Kedatangan Kiai Nur Jalifah, seorang abdi dalem Kerajaan Mataram Islam, ke Desa Pakuncen, Patianrowo tidak lepas dari hasil perjanjian Giyanti pada 1775. Dalam perjanjian itu, Vereenigde Oostindische Compagnie (VOC) Belanda membagi kekuasaan kerajaan menjadi dua wilayah.

Jika sebelumnya kekuasaan dipegang penuh oleh Kesunanan Surakarta, saat itu harus dibagi dengan Kesultanan Jogjakarta. Dampaknya, Kesultanan Jogjakarta ingin menguasai beberapa daerah di Jawa bagian timur (sekarang Jawa Timur). Salah satunya adalah Kabupaten Nganjuk.

Sebelumnya, wilayah Kediri sudah dikuasai Jogjakarta. “Mereka juga ingin (Nganjuk, Red) masuk wilayah Jogjakarta,” kata Kiai Qolyubi Dahlan, Pengasuh Pondok Pesantren (Ponpes) Miftahul Huda, Kelurahan Mangundikaran, Kecamatan Nganjuk.
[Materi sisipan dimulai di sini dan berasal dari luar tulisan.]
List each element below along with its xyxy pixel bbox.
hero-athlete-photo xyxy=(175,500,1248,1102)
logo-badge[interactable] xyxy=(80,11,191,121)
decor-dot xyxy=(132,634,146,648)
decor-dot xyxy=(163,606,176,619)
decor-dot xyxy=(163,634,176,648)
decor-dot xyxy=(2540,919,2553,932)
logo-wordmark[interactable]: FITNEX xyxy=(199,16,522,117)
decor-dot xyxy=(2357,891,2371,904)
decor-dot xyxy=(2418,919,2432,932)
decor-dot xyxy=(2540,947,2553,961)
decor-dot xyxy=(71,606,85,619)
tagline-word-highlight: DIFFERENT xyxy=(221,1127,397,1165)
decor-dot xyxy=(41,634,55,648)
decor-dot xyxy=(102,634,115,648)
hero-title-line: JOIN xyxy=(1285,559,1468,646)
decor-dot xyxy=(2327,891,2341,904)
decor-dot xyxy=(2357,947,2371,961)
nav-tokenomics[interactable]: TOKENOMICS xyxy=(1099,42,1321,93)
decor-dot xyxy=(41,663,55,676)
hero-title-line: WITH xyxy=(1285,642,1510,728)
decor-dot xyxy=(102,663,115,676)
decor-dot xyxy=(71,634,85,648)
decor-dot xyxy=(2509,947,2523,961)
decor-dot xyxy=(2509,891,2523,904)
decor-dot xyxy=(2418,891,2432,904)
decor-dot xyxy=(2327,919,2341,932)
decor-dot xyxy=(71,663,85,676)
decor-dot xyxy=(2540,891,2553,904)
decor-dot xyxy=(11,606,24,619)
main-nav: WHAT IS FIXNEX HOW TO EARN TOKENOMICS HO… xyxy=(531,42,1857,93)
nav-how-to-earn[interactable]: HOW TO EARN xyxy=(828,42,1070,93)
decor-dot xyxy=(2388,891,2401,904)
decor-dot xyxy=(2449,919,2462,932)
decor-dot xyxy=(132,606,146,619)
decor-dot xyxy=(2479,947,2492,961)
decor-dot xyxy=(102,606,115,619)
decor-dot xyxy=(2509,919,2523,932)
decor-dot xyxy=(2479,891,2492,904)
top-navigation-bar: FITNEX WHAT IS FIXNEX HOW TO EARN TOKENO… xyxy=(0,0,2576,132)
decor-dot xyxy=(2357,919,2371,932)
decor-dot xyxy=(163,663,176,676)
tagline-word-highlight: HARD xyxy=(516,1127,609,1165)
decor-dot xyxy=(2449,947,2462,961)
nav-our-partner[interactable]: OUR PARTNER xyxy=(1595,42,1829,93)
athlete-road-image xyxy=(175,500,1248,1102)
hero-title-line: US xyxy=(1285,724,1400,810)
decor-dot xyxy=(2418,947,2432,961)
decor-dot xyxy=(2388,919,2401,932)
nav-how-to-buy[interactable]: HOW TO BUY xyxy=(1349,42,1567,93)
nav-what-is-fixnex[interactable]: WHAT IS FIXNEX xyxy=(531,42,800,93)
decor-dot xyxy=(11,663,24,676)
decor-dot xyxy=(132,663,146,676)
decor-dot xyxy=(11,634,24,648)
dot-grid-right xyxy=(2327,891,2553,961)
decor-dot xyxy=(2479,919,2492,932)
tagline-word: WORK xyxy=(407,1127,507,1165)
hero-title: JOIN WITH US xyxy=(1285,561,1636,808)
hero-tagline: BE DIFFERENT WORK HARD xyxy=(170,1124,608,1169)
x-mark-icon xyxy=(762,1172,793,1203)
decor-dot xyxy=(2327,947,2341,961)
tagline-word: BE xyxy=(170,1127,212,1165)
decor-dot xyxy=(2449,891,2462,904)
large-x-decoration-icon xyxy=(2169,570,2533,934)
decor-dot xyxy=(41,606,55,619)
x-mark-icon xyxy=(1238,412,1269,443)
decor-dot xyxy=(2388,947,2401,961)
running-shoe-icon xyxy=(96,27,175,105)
Menurut pemerhati sejarah Nganjuk ini, Kesultanan Jogjakarta kemudian mengutus Nurjalifah menjaga kekuasaan di wilayah Nganjuk sekitar tahun 1870. Pasalnya, daerah itu belum memiliki pemangku yang bertugas mendirikan pemerintahan di bawah kekuasaan Jogjakarta. “ Kedatangan Kiai Nurjalifah atas perintah kesultanan,” lanjutnya.

Kenapa akhirnya Nurjalifah memilih di Desa Pakuncen, Patianrowo? Salah satu pertimbangannya, menurut Qolyubi, desa itu berada di tepi Sungai Brantas. Jaraknya hanya sekitar 400 meter dari bibir sungai terbesar di Jawa Timur itu.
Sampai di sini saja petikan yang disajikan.